Words are singularly the most powerful force available to humanity. We can choose to use this force constructively with words of encouragement, or destructively using words of despair. Words have energy and power with the ability to help, to heal, to hinder, to hurt, to harm, to humiliate, and to humble.
– Yehuda Berg
There is a saying that goes “Sticks and stones may break my bones but words will never hurt”. I was taught that saying by my parents and grandparents when I was a child. When I was younger I would say that to myself every now and then when I was getting bullied. Yeah, that saying did help me as a kid. However, now that I finally tore down the wall that all of my emotions were trapped behind; I now know that those words can be just as powerful if not even more dangerous than those sticks and stones.
It took me a very long time to chisel away at those bricks that were supporting the wall that had been in the way of me feeling what I really needed to feel. Occasionally a brick would come off here and there, but that wasn’t enough, and I knew that it wasn’t enough. Something miraculous happened to me today and I demolished that wall completely. Each and everyone of those bricks represented someone who had hurt me. Every hurtful word or saying that was spoken to me was one of those bricks. Guess what, those bricks are now nothing but a pile of dust that is getting blown away by the wind.
Now that the wall is finally gone, I can let out all of what I was feeling at every-moment of my life when I was getting hurt by those who bullied me.
I don`t even know where to begin.
I am feeling all of these emotions at once.
These emotions are powerful.
Powerful because they have been disregarded for ten years.
I am not even sure what emotion is the most powerful.
You hurt me to the point where I couldn’t`t breathe.
I couldn’t inhale to speak words of defense.
I couldn’t catch my breath.
When I tried to speak I would choke on air.
I gave up.
You hurt me to the point that I would cry.
I would cry because I felt helpless.
I started to cry myself to sleep.
I would cry when I woke up in the morning.
I would cry to the point that my eyes were sore.
I eventually ran out of tears.
You hurt me to the point where I couldn’t move.
I walked away from you more than once.
I tried to run the opposite direction of you.

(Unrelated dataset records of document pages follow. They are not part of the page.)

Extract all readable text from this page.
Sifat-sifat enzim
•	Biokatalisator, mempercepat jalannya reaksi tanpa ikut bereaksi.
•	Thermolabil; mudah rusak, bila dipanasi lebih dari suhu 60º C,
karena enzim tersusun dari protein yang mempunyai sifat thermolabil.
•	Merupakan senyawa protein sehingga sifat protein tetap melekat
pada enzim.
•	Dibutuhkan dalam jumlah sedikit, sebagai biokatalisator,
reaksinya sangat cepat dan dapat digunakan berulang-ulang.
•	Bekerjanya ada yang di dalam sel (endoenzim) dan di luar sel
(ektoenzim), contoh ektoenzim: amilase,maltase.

I started to see no point in just walking away.
I became a statute.
You hurt me to the point where I couldn’t smile.
The smile that I once knew vanished.
Vanished because I didn’t see a point in keeping it.
I didn’t recognize myself anymore.
I became a blank face.
You hurt me in so many ways.
Ways that I can’t find the words to express.
You hurt me to the point where I almost hurt myself.
You caused me so much hurt that I almost ended my life.
I am no longer hurt.
I am now stronger than I was then.
You will no longer hurt me.
Not because I don’t want you to.
Because I will no longer let you.
Goal: It took me a long time to finally express what I felt, and how I feel now; ten years to be exact. What I am trying to get across is that change takes time and it does not necessarily happen overnight. I got tiered of letting that brick wall stop me and today I feel brand new and like a million pounds have been lifted off of my shoulders. That weight can be lifted off of your shoulders as well. The first of many steps is to realize that you need to make that change. Once you take that step, you’re halfway there.